Moore also had the good sense not to make Dr. Manhattan the main character. Part of what makes his story arc so fascinating is the very human characters that surround him—how they react to him, how he reacts to them, and how they affect each other. Johansson’s Lucy reacts to nothing, and very few of the characters in the film have believable reactions to her, either. She’s simply sleepwalking through the motions; her story devoid of any conflict whatsoever—you know, conflict? The basic building block of drama? Don’t bother searching for that here; you won’t find a shred of it in Lucy’s story.
Of course, as a master of the action sequence, Besson still needs to have his big car chases and shootouts—so he unloads the brunt of the action onto a sidekick that Lucy picks up in Paris; a French detective who follows Lucy around like an unquestioning puppy dog. But this only serves to highlight the hatefulness of the film—the Taiwanese gangsters pursuing Lucy across the globe cause a ton of collateral damage, with no regard for the numerous bystanders they kill in their quest to recover their drugs. Yet Lucy doesn’t do anything to stop them, even when she has the chance. She just sort of temporarily floats them out of the way and moves on. It’s almost like she’s too bored to bother (you can almost see her stifling a yawn); yet she has no problem using her telekinesis to casually toss occupied cars out of her way—sending them crashing into walls, light posts, traffic barriers, and each other, to the sickening (and surely fatal) crunch of metal on metal—during a car chase in which her car isn’t even being chased (she just wants to get to where she’s going faster)! Not to mention the fact that if she has the power to telekinetically swat cars out of the way as if they were gnats, then she could easily just fly. Seriously—that’s how it worked in Chronicle—a movie that came out two years ago, by the way.

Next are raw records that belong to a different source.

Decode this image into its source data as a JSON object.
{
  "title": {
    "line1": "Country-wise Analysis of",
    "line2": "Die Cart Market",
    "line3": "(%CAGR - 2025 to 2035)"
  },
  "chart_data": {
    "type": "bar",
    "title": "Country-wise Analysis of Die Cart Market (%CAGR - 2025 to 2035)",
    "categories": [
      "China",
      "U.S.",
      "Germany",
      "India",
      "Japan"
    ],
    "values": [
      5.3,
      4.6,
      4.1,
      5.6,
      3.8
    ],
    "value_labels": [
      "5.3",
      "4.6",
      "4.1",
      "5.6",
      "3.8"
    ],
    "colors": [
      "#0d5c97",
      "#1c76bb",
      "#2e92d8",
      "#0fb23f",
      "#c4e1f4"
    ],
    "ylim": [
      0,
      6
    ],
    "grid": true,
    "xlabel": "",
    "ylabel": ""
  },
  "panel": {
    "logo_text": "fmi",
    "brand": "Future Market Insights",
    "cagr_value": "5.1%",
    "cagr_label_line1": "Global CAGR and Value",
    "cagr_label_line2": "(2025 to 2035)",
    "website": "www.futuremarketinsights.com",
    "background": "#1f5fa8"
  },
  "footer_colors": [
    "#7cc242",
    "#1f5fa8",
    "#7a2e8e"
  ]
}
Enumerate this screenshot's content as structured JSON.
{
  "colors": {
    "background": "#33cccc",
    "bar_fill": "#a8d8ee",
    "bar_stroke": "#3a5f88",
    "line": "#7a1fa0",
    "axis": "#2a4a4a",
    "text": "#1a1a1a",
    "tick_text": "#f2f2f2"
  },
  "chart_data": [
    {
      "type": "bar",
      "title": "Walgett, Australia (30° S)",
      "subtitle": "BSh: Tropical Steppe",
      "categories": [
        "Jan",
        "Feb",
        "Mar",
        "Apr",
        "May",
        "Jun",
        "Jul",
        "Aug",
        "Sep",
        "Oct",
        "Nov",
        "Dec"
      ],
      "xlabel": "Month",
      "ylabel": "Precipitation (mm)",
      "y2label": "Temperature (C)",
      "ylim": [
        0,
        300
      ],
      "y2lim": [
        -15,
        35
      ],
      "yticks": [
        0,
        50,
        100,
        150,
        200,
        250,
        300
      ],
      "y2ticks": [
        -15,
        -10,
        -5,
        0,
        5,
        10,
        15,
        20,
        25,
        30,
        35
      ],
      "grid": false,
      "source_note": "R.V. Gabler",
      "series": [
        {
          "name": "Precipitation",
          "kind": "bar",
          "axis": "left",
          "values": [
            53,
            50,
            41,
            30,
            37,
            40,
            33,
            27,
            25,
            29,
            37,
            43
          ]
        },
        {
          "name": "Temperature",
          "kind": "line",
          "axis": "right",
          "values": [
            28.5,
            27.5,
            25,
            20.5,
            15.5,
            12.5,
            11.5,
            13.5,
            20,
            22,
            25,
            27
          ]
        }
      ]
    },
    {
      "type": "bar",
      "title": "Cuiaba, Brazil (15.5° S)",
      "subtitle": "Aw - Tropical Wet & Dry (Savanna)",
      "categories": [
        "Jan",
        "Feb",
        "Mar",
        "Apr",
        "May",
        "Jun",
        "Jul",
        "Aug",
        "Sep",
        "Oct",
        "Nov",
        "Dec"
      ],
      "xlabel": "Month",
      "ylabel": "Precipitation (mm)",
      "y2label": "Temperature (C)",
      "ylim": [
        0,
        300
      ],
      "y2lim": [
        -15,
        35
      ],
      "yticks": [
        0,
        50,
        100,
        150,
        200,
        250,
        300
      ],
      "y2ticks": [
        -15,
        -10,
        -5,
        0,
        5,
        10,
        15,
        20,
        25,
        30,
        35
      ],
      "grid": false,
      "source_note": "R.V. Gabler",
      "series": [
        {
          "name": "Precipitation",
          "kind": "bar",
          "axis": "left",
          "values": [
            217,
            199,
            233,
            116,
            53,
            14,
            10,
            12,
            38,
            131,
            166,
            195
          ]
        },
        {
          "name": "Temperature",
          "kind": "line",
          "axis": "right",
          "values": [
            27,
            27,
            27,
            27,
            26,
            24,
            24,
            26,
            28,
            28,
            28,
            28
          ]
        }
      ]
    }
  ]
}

I know I said that logic and plot holes aren’t the most important thing (and I stand by that), but when they lead to your protagonists thoughtlessly murdering innocent bystanders simply because she’s in a bit of a hurry—while letting the bad guys live—well, that’s a pretty important plot hole, I’d say.
If I were being charitable, I might surmise that Besson may be making some sort of meta-commentary on the inherent ridiculousness of the modern superhero myth, juxtaposed with the fanboy obsession of making characters originally written for children into dark, gritty, “adult” stories—but honestly, that would just be me projecting onto the movie, and Luc Besson has done nothing in the twenty years since he made Leon: The Professional (which will likely forever stand as his sole masterpiece) to earn any credit that would be giving him. Leon was a movie that succeeded largely because the heart and soul of that film was the very real, very human relationship between the grizzled hit-man and the little lost girl. But Lucy is like the anti-Leon: heartless and soulless; a souped-up shambling zombie of a movie.